The best place to swim in Hastings is at Rock a Nore, which has a mixture of sand and shingle, is backed by cliffs and feels more wild and secluded than the main beach. To find it, walk past the fishermens’ huts as far as you can go.
In the centre of town, stretching boldly out to sea, Hastings new pier is the National Pier Society’s Pier of the Year for 2017. Wide and open, littered with smart places to eat upmarket versions of traditional seaside food and a viewing platform made from the remains of the old pier, it’s a Hastings highlight. Three Swedish visitors, teenage girls, quietly enjoying a school trip, were having a lovely time there, until their happy day was sadly marred by an angry local resident. This stout lady circled them on her mobility scooter, shouting, ‘how dare you insult me in my own town.’
I tried to explain to the girls, who looked rather nervous, that she didn’t mean any harm, although I wasn’t convinced of this especially when she turned her attention to me and told me that I could ‘f**k off as well.’
Mostly however, Hastings seems a very welcoming town, with many places to sit and read a book or a magazine or to gaze at your iPhone willing people to like your instagram pictures. It feels more suited to hipsters than the hip replacement crowd especially in such emporiums as Hendy’s Home Store where you can buy brooms, dusters, basic candles and balls of string, so temptingly displayed that misguided customers are prepared to pay double the usual price for these banal items.

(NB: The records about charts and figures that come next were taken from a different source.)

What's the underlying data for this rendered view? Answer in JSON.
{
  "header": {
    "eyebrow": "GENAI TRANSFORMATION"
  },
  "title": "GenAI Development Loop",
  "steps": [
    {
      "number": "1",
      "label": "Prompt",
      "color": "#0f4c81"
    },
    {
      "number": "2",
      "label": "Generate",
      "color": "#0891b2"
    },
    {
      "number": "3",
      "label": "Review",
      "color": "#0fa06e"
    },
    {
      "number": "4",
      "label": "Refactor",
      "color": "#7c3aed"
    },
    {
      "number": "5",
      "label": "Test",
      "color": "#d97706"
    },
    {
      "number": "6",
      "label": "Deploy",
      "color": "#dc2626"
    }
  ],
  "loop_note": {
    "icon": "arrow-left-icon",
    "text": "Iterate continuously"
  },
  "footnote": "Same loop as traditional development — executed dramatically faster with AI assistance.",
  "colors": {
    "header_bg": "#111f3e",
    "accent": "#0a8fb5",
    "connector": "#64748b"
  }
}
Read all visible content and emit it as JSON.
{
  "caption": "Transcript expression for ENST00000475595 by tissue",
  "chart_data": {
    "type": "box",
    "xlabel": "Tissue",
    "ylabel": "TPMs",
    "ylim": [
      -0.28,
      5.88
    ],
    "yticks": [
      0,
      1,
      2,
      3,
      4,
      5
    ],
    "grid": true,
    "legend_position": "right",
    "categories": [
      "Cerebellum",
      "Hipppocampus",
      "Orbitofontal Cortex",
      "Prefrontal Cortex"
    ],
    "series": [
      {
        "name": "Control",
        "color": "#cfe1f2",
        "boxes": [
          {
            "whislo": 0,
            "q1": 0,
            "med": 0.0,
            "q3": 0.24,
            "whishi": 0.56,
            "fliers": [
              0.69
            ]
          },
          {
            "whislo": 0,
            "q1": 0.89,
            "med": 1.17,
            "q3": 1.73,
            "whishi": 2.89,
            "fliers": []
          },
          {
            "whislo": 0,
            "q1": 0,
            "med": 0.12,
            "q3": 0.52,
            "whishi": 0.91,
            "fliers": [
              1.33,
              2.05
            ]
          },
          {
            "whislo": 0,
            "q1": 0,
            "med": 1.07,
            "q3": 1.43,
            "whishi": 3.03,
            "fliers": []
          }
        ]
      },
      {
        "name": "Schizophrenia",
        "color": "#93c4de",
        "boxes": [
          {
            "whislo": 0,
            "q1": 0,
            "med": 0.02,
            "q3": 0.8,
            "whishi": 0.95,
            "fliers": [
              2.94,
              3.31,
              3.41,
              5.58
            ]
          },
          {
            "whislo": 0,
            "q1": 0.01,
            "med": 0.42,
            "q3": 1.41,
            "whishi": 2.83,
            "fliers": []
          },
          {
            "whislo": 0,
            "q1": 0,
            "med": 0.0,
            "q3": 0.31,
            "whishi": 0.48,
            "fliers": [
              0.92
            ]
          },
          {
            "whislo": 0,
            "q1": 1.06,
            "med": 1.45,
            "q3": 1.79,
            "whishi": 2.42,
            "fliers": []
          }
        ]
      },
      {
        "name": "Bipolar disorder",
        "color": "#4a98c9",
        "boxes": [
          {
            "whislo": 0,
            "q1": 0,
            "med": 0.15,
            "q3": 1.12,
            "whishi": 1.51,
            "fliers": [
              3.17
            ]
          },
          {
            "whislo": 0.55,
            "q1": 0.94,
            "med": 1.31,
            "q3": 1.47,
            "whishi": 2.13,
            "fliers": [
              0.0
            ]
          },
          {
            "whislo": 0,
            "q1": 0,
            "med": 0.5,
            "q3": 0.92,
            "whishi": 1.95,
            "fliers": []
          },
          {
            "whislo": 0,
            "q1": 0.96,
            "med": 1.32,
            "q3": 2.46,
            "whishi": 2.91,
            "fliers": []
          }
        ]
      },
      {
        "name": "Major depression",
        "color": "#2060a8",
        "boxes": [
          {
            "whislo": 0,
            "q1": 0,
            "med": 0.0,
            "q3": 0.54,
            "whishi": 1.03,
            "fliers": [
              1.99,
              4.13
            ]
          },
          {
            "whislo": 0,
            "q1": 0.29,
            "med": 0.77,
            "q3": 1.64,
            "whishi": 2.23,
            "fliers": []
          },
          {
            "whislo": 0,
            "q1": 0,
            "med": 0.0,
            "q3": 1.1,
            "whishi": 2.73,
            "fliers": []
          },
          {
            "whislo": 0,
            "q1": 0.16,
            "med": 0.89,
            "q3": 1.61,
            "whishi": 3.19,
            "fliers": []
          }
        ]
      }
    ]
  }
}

You can save money by visiting the Electric Cinema on the High Street, a dinky picture house where the tickets cost just £8, there’s a diverse, ever-changing programme and jolly staff sell you wine and chocolates to enjoy as you view
If Hastings doesn’t feel quite hip enough however, there are streets in neighbouring St Leonards which are achingly trendy. The gently sloping Norman Road is packed with vintage/antique shops, cleverly stocked with restored 1950’s chairs, recycled wooden chests and dusty bales of retro fabric.
The Kings Road is also a good hunting ground for fashionable homewares and junk and has many inviting cafes. Fika.Coffee.44 is a light, spacious spot, serving good coffee and herbal teas as well as stylish vegetarian food such as roasted Moroccan carrot and chickpea salad or avocado bagels with feta and spiced dukkah. Their courtyard garden is a tranquil enclave for rejuvenating with a vibrant smoothie and the friendly owners are pretty smooth too.
If St Leonards feels a bit too nice, be assured that some of the Hastings crowd still consider it a danger zone – rough in places.
But as I strolled happily along the seafront on a bright June day it felt very appealing and cheery. I was even lured into the estate agents to see if seaview property was still affordable and was delighted to discover that it was.
Where to stay:
Hastings lacks hotels, so rent one of its beautiful historic townhouses instead. Sinnock Square is a good place to start your search for a seaside holiday home.